There aren’t many issues on which I feel really strongly. It’s not that I don’t care, it’s just that, as Woody Allen bemoans in ‘Love and Death’, “My problem is that I see both sides of every issue.” However having spent a week building up anger in the comfort of my kitchen about the situation in Gaza, I felt moved to act. And so on Saturday 3rd January I found myself out in the cold, with 50,000 others, rallying for the Palestinian cause.

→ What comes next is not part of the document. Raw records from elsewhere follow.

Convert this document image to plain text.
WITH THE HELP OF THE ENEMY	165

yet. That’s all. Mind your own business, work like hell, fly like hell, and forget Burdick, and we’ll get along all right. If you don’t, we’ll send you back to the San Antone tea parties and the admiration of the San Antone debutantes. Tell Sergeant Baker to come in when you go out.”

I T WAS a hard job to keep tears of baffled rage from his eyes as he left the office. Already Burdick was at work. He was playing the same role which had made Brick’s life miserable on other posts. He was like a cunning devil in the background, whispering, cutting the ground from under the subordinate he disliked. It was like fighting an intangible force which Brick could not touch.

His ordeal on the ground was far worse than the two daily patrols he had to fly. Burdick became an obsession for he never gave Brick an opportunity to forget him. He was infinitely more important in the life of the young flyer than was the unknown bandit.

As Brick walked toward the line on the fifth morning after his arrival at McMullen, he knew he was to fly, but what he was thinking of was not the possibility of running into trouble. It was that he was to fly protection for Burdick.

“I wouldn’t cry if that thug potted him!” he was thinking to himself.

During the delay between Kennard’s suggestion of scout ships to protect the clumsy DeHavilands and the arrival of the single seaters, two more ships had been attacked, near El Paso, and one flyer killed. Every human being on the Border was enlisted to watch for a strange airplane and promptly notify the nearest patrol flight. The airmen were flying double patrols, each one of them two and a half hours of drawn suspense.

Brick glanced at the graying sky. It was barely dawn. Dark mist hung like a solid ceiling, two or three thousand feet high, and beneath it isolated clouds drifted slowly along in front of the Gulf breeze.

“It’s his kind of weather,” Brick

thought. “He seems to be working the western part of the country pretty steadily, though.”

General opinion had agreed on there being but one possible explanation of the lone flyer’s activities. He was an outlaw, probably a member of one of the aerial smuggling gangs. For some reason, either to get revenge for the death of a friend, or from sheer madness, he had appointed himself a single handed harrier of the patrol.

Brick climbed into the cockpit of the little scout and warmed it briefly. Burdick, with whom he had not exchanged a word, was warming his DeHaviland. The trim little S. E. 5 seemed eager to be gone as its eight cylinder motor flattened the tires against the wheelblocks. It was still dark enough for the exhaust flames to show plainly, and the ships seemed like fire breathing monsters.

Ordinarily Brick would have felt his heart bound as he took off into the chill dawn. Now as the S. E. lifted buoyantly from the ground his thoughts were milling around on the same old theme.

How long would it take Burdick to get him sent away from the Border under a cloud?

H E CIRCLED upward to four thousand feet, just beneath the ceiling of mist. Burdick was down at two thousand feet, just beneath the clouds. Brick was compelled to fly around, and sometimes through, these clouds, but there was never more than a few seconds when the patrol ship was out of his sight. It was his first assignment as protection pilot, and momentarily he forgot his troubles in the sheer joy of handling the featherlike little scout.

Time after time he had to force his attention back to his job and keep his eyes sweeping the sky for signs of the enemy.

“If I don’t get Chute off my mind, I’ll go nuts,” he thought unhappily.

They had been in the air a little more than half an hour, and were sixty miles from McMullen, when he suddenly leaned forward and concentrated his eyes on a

And what of these others? I had been mocked by my friends for attending a protest, which they saw as the sport of madmen and communists, a theory I was sure to be wrong. The train journey to Charing Cross was full of fairly normal looking people, a sign I saw as promising. However at the station they all splintered off, maybe to watch a football match, or shop in the sales, or do things that normal people do with their Saturday. I, on the other hand, made my way down to Embankment, where I was met by a forest of placards made by and advertising socialist organizations. My firm resistance to buying a copy of this month’s ‘Socialist Worker’ was met by a confused and almost insulted look. My fellow protesters were not so stubborn however, as ageing hippies and students with bags coated in badges forked out for the magazine. It seemed my friends were right. I had joined the madhouse.
How, I wondered, was the Socialist cause related to the Palestinian cause? And why did I feel like an outsider for not being a Socialist at this totally unrelated event? Of course the protest was not entirely dominated by them; there were many Muslim groups, even a few Jews showing solidarity, and several normal looking people. But I couldn’t help but feel that we were all just gatecrashers at their party.

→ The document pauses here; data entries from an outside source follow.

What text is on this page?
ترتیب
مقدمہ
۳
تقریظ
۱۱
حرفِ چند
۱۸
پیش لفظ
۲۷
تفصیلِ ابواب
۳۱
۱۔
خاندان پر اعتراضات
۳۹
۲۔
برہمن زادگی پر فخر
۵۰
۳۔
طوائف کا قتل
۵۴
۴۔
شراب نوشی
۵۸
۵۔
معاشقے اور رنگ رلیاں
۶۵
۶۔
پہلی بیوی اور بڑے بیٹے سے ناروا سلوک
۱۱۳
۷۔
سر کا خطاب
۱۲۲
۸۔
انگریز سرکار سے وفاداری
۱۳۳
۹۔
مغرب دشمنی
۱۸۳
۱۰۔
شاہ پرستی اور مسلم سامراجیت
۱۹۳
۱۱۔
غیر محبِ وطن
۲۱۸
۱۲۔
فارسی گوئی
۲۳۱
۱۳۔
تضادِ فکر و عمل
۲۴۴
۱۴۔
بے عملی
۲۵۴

As we marched down Whitehall, I observed my fellow protesters. They knew what they were doing. They had come prepared with placards, they knew the route, knew the tunes to the chants they were bellowing. They were career-protesters. This was further confirmed as several started throwing rocks at the policemen on guard. The logic behind using violence against English police forces at a rally promoting a ceasefire in the Middle East is almost as baffling as that of the Socialists dominating the protest. For many of those attending, it seemed the actual issue of the rally played second fiddle to the practise of protesting itself. Songs, comradeship, and hopefully a few scuffles was what they came for. To them I say, you can get all that at a football match, leave the marching to those who really care about this issue.

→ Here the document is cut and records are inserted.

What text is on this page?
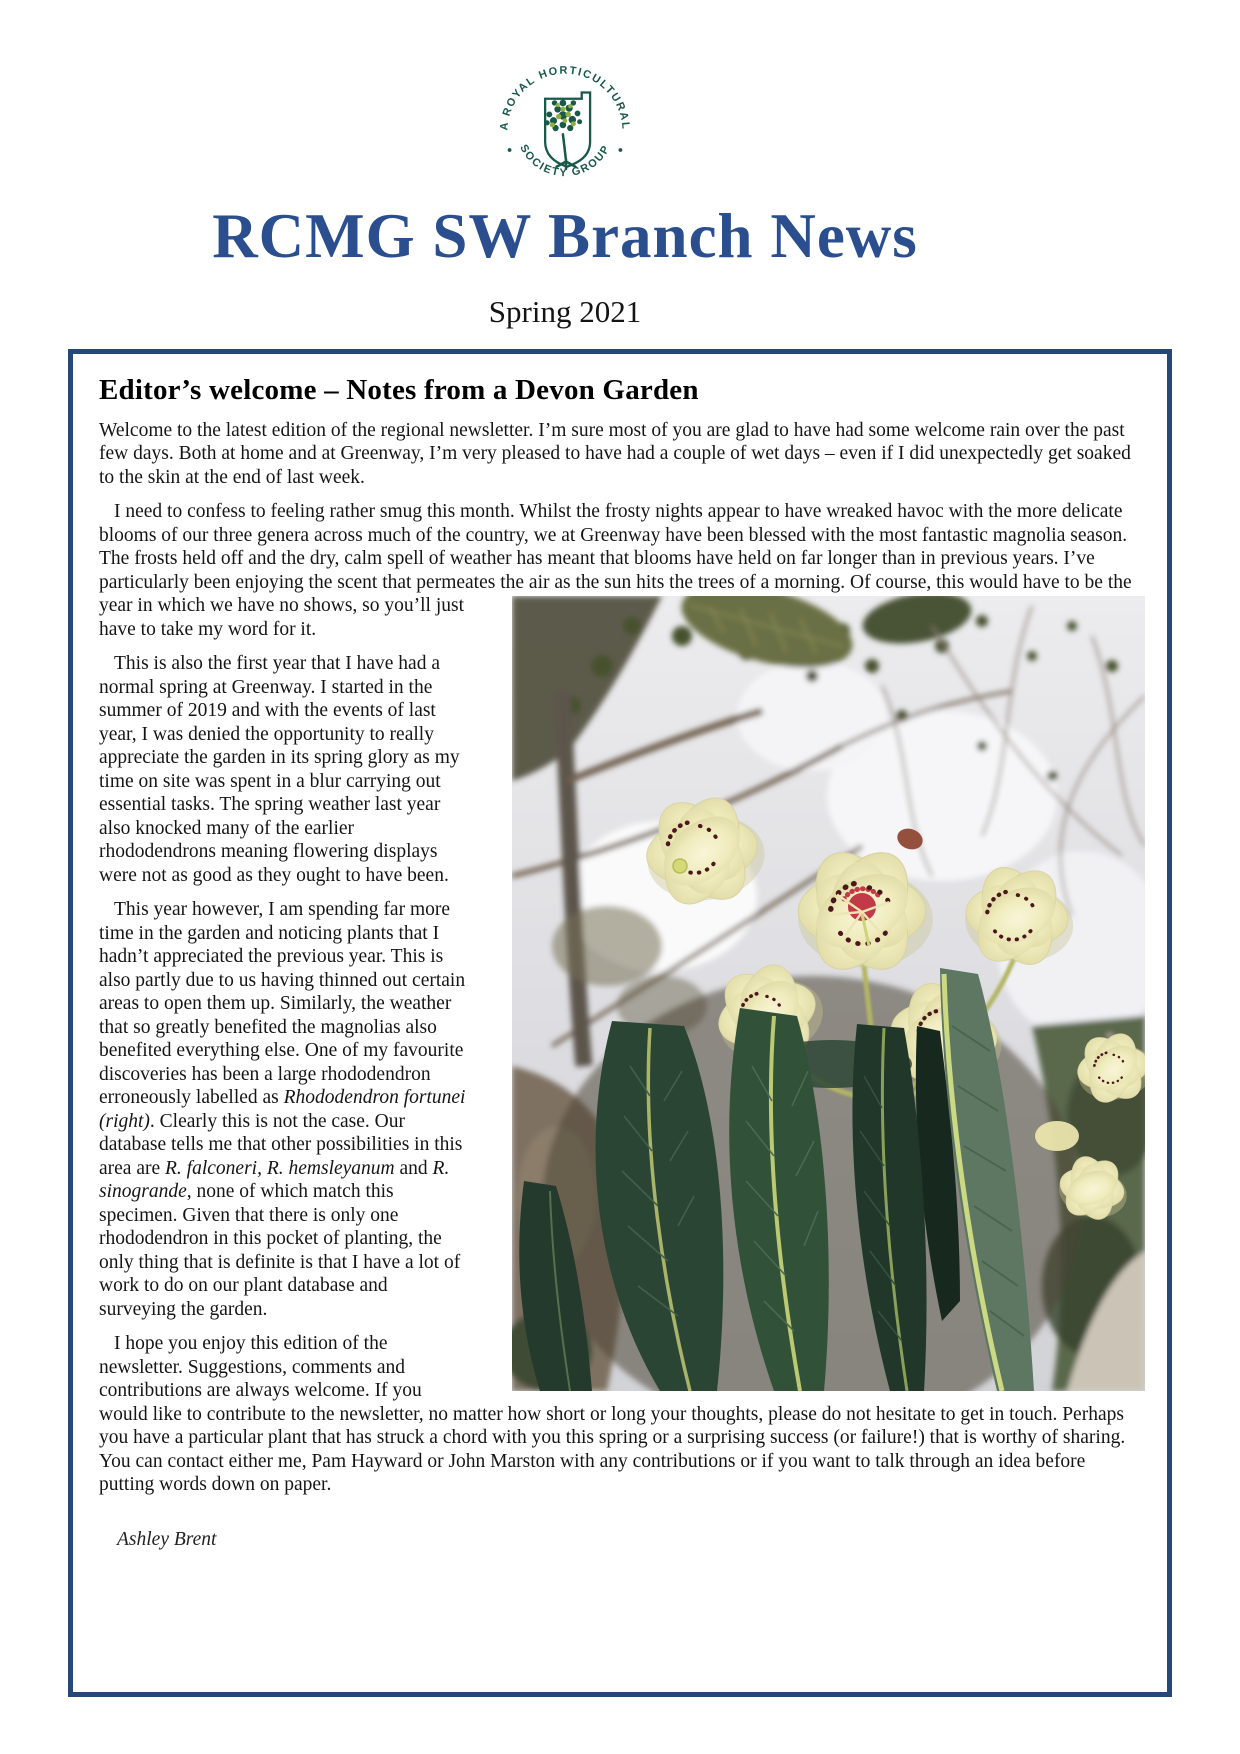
A ROYAL HORTICULTURAL
SOCIETY GROUP
RCMG SW Branch News
Spring 2021
Editor’s welcome – Notes from a Devon Garden

Welcome to the latest edition of the regional newsletter. I’m sure most of you are glad to have had some welcome rain over the past few days. Both at home and at Greenway, I’m very pleased to have had a couple of wet days – even if I did unexpectedly get soaked to the skin at the end of last week.

I need to confess to feeling rather smug this month. Whilst the frosty nights appear to have wreaked havoc with the more delicate blooms of our three genera across much of the country, we at Greenway have been blessed with the most fantastic magnolia season. The frosts held off and the dry, calm spell of weather has meant that blooms have held on far longer than in previous years. I’ve particularly been enjoying the scent that permeates the air as the sun hits the trees of a
morning. Of course, this would have to be the year in which we have no shows, so you’ll just have to take my word for it.

This is also the first year that I have had a normal spring at Greenway. I started in the summer of 2019 and with the events of last year, I was denied the opportunity to really appreciate the garden in its spring glory as my time on site was spent in a blur carrying out essential tasks. The spring weather last year also knocked many of the earlier rhododendrons meaning flowering displays were not as good as they ought to have been.

This year however, I am spending far more time in the garden and noticing plants that I hadn’t appreciated the previous year. This is also partly due to us having thinned out certain areas to open them up. Similarly, the weather that so greatly benefited the magnolias also benefited everything else. One of my favourite discoveries has been a large rhododendron erroneously labelled as Rhododendron fortunei (right). Clearly this is not the case. Our database tells me that other possibilities in this area are R. falconeri, R. hemsleyanum and R. sinogrande, none of which match this specimen. Given that there is only one rhododendron in this pocket of planting, the only thing that is definite is that I have a lot of work to do on our plant database and surveying the garden.

I hope you enjoy this edition of the newsletter. Suggestions, comments and contributions are always welcome. If you would like to contribute to the newsletter, no matter how short or long your thoughts, please do not hesitate to get in touch. Perhaps you have a particular plant that has struck a chord with you this spring or a surprising success (or failure!) that is worthy of sharing. You can contact either me, Pam Hayward or John Marston with any contributions or if you want to talk through an idea before putting words down on paper.

Ashley Brent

It is no wonder that protests are given such little regard by the government. To claim that they are the voice of the people is a joke. That is not to say that the issues protested are a joke, not at all. But until career-protesters realise that their participation is not helpful, but harmful, that they are taking rational and popular standpoints into the realm of the extreme left or right-wing, then the protest cannot function as a valid democratic activity.